Only an architect, you see, would make the roof look the same as the walls. It’s the sort of thing they like to do, along with abolishing eaves and hiding gutters. That way, you get a smooth, extruded look.
And although humanity has existed perfectly happily for millennia with roofs made of different stuff from walls, there’s a certain logic to this barn. It’s all-over timber. The timber is only cladding, because the structure beneath is a steel frame. So why not extend the timber cladding to the roof? There is a lot more to this £500,000 home than its external materials, however. Its shape is derived from an original barn in this village on the edge of the Norfolk Broads: it was a very old barn, and very tumbledown. It had been an agricultural building, then an industrial one, put into service as a yard for boat repairs. Then it was bought by the Rogers family, who had owned a house in the village for years. Beyond repair, the old barn was demolished, but its memory lives on in the new structure.

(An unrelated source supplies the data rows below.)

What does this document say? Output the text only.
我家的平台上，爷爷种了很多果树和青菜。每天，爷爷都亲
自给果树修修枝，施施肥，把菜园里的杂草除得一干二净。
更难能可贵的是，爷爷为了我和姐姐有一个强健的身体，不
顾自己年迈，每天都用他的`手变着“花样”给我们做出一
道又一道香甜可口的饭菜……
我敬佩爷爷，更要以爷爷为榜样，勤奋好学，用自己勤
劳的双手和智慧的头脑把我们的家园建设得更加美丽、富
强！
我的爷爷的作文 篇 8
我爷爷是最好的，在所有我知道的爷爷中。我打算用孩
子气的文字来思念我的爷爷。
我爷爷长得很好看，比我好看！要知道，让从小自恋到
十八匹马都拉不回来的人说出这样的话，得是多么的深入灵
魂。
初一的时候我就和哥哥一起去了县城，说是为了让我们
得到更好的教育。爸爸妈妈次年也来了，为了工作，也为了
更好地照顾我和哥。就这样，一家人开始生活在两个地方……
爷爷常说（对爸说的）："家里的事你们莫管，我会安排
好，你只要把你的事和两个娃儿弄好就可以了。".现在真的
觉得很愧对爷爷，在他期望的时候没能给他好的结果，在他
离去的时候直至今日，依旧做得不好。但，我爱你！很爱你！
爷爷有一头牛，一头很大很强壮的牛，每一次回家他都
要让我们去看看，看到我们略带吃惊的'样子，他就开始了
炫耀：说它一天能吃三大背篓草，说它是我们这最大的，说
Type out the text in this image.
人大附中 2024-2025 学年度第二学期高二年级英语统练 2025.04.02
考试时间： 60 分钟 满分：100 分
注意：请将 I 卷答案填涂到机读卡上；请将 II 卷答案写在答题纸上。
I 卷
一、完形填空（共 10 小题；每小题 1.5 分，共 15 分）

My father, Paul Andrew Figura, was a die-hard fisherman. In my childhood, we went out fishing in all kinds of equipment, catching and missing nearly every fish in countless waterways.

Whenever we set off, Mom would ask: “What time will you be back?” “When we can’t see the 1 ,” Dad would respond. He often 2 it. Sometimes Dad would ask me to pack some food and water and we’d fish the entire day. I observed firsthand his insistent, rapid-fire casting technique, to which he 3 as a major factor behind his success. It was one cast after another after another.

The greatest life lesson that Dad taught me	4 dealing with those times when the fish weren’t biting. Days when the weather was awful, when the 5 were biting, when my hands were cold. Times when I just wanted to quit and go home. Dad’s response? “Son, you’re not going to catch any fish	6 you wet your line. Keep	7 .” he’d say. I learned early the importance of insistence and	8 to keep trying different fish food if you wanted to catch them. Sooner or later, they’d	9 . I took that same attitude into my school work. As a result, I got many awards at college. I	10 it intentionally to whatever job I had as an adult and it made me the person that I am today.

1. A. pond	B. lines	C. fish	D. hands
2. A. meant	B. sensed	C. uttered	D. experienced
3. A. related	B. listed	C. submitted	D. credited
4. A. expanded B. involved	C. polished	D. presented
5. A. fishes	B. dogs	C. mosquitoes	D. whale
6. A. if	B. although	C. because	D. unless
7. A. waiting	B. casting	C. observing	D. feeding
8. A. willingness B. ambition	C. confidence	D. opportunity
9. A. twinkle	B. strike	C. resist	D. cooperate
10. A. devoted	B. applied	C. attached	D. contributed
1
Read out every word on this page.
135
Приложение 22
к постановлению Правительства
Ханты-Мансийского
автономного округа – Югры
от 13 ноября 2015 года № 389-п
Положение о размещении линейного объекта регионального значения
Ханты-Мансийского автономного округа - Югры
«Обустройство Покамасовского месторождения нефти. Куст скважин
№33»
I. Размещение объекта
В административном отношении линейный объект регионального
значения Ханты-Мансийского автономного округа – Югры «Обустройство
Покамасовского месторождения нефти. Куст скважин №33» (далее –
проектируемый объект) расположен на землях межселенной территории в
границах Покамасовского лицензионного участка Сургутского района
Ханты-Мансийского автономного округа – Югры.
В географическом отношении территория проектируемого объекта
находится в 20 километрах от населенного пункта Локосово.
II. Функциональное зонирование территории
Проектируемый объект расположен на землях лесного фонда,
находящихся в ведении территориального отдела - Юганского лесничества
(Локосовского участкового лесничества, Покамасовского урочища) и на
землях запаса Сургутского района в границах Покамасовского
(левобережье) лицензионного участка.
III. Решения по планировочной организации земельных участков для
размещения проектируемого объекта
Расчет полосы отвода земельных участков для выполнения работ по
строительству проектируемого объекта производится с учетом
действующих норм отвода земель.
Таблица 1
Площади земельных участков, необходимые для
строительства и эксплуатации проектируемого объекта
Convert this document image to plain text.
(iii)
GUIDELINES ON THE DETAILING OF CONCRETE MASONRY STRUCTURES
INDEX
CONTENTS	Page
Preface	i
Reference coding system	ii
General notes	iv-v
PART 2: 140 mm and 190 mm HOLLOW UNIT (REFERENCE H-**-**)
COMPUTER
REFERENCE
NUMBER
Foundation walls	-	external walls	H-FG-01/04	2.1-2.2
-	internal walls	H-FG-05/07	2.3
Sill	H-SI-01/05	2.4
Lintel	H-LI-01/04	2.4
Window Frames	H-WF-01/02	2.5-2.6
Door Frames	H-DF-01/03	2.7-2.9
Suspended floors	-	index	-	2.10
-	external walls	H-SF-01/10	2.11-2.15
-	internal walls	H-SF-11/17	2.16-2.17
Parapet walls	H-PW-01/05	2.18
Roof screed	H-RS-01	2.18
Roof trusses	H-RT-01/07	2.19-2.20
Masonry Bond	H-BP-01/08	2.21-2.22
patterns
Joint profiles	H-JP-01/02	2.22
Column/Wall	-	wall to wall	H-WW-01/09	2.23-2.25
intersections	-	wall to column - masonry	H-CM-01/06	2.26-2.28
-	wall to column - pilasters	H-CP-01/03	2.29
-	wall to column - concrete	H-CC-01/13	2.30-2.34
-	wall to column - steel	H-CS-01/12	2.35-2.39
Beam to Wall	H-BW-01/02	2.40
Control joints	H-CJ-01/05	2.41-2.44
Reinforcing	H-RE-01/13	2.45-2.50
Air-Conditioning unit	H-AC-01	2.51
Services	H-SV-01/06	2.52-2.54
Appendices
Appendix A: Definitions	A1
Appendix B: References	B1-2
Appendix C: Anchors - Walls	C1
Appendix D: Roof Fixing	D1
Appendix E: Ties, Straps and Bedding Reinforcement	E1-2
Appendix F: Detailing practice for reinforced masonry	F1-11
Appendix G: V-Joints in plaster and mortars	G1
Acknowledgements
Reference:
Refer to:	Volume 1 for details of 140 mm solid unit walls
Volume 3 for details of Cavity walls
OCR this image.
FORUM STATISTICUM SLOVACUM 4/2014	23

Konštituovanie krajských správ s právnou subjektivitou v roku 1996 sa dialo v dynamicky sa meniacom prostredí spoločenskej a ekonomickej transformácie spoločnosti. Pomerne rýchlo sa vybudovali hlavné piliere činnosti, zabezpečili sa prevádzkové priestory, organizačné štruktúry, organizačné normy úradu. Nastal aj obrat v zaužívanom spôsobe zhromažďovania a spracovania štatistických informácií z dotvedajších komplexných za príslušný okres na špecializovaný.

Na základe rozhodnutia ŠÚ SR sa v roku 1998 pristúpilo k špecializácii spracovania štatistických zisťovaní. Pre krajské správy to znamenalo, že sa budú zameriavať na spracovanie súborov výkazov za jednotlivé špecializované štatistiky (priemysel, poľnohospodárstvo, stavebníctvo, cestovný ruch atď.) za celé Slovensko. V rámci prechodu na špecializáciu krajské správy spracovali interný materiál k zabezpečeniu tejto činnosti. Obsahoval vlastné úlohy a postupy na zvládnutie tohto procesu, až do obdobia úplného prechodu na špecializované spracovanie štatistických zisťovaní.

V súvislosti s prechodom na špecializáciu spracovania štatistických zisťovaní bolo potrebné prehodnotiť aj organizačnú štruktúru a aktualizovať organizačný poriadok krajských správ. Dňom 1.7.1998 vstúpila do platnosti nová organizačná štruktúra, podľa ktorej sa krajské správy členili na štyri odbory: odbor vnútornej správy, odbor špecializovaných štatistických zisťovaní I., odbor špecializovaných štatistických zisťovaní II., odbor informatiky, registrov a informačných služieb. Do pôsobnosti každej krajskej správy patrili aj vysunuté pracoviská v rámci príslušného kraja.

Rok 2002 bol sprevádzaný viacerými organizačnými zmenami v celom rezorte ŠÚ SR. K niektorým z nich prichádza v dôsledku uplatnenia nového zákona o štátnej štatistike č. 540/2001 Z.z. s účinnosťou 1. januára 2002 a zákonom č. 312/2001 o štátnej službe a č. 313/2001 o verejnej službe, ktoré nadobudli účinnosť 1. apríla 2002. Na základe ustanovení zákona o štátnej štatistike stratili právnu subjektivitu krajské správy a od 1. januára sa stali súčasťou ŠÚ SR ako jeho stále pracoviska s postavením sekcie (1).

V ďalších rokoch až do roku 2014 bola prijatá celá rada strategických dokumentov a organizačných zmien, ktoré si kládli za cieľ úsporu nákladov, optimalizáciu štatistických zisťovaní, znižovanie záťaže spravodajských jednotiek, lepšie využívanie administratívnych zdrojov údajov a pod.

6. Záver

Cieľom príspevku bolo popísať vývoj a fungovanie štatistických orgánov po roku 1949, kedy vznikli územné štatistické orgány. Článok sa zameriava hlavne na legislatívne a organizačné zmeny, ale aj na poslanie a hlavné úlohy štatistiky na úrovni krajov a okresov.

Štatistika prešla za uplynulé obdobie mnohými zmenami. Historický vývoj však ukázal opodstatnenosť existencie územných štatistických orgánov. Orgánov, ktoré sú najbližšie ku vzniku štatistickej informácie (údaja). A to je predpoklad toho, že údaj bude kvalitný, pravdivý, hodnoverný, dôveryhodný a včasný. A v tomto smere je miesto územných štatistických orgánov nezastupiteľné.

Alan Rogers turned to the barn because he had become progressively disabled by arthritis. His old house was no good for someone in a wheelchair, but it was often full of children and grandchildren of the Rogers clan. So he started looking around the area. Could he build a home that would suit the extended family, as well as him and his wife, Jenny? Yes, he could. Simon Knox and Mary-Lou Arscott, of Knox Bhavan Architects, who had previously designed a garden and a flat for the Rogers family in London, set to on the new site. The first design move might have seemed perverse: where a lot of wheelchair-bound people choose bungalows, architect and client both decided that the main rooms should be on the first floor — that way, with the home on a small headland overlooking the Broadlands, you would get fantastic views all round.
Easy enough to accomplish in a new home: the barn was simply designed with a platform lift next to the straight staircase, just inside the front door. Upstairs is the kitchen/dining area, living room, office, bathroom and main bedroom — all in a row, all opening off a very wide corridor with curving window seats along the south side.
A similar corridor downstairs opens onto four more bedrooms, two bathrooms and a room for games. Corners are curved throughout and openings are wide, with everything designed to accommodate the turning circle of an electric wheelchair.
Because it has all been designed from scratch, none of this is intrusive. Quite the reverse: it’s ultra-designerly.
The main thing, however, is the light: the place is drenched in it. On the top floor, which rises right to the ridge of the roof, the partitions between rooms are of glass above head height. That way, you can see the full 90ft length of the house. On the south side, big windows — especially big in the living area — slide open, while down below, nine pairs of french windows open up the house to the garden.
Rogers shows me all this as he shoots about in his wheelchair at surprising speed.There was a bit of local opposition at first, he says, but now things are bedding down nicely. “This is the first time anyone has tried to do proper architecture in the village for quite some time,” he says. “A red-brick bungalow would have passed without comment. But everyone’s come round to it.”
As for the design, they knew the architects well enough not to query everything. “There was a high level of trust between us from the start,” says Jenny. “And no surprises at all as it emerged. They’re very professional.” With yachts moving lazily on the river below, it’s an idyllic place.
Idyllic is also an apt description for another award-winning timber-clad home this year: the Wrap House in west London, owned by the Brewer family. Where the Norfolk barn is simple, Wrap House is complex — to build, but not to experience, since it all feels weirdly natural.
The architect of the Wrap House, which cost about £180,000, is Canadian-born, London-based Alison Brooks. It is just a rear extension to a double-fronted late Victorian house with a big garden, but while many such additions are merely simple, modernist boxes, this one is a piece of architectural origami.